The majority of Americans won’t be able to retire at 65, study finds



More households are at risk of failing to maintain their standard of living during retirement, according to the Center for Retirement Research at Boston College.

The institute today updated its National Retirement Risk Index, a measurement that evaluates American households’ financial assets, housing and changes in Social Security benefits in order to weigh retirement readiness. Nationwide Mutual Insurance Co. underwrites the index.

The latest index shows that 51% of Americans aren’t prepared to retire at 65, up from 44% in 2007, when the index was last updated.

This estimate doesn’t consider the cost of health care or long-term care. If those were included, 70% of the population wouldn’t be prepared to retire, according to Paul Ballew, Nationwide Mutual’s senior vice president of customer insights and analytics.

Results also show that younger households have felt the brunt of the impact of the economic decline.

Fully 56% of households led by Generation Xers are at risk of failing to meet retirement needs, compared with 49% in 2007. The loss of pension plans, as well as troubles with the Social Security system, place younger generations at a higher risk of being unable to hold on to their standards of living during retirement, Mr.

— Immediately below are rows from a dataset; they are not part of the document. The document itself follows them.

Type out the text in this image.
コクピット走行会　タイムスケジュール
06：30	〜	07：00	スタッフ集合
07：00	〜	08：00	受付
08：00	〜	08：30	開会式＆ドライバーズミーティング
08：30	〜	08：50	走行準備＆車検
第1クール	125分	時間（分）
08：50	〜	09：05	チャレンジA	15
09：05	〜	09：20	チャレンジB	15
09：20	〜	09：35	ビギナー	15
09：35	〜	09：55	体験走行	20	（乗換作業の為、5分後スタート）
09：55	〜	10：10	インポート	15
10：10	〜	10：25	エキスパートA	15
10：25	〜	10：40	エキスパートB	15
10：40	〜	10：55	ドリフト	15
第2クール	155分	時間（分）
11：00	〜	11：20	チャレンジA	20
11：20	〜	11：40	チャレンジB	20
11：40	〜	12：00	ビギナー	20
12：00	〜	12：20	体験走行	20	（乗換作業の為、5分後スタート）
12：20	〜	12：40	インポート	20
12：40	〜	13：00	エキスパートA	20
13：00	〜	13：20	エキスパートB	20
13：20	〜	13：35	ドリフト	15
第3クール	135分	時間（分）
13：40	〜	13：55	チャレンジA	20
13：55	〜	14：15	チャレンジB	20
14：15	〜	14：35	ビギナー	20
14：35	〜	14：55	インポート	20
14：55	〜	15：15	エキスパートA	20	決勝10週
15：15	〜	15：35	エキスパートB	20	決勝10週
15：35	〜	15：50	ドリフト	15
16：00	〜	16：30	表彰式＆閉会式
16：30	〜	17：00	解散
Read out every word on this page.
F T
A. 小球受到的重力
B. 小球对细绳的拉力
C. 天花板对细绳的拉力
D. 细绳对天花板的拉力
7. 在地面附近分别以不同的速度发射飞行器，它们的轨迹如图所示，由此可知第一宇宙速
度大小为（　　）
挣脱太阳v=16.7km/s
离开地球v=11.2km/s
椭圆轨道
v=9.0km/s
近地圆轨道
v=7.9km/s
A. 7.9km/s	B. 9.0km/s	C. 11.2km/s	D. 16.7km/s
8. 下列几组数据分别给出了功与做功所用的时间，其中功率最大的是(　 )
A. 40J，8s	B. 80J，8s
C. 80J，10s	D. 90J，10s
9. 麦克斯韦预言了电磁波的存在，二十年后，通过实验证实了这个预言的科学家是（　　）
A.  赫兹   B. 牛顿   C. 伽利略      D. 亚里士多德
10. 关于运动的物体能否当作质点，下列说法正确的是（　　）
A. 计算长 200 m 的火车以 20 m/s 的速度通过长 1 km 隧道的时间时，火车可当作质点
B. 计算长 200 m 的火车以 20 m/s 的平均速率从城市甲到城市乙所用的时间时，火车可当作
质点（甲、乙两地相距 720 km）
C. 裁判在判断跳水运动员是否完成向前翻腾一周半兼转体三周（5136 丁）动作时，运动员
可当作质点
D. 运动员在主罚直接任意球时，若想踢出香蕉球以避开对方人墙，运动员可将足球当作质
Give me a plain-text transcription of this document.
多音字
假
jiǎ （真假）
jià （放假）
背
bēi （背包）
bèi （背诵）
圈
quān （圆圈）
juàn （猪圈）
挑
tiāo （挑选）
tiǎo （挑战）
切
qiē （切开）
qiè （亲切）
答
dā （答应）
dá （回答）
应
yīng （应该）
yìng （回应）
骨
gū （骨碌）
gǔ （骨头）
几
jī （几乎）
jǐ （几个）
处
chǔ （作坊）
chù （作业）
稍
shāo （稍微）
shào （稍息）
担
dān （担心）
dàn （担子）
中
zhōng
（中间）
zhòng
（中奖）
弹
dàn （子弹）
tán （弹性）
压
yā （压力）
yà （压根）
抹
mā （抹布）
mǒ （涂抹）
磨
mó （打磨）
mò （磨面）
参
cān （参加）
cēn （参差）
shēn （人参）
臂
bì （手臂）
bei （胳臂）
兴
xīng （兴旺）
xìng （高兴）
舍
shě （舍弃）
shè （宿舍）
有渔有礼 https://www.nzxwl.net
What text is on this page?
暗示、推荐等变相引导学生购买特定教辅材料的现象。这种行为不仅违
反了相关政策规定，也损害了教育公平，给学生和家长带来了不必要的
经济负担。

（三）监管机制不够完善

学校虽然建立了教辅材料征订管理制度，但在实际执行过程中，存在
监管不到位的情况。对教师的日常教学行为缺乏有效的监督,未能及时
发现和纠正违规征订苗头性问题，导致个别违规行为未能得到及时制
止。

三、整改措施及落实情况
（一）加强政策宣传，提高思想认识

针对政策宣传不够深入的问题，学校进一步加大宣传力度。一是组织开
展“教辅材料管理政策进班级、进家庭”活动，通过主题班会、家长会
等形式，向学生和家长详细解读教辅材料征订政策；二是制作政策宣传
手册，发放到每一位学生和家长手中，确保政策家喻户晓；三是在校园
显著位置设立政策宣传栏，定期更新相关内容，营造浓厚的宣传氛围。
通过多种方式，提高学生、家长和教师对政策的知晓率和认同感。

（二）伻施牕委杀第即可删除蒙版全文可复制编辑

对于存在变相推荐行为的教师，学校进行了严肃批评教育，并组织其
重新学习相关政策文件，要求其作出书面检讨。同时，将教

Ballew said in an interview.

“The cradle-to-the-grave relationship with the employer is severed,” he said. “Younger people have to be responsible for their own retirement.”

In the aftermath of the crisis, a combination of distrust of advisers and increased interest in “simple assets” and savings vehicles to deal with immediate money shortages may have distracted some households from saving for retirement, Mr. Ballew said.

“There’s a hunker-down mentality,” he said. “Crisis management — dealing with a deficit on the household balance sheet — takes precedence over retirement planning.”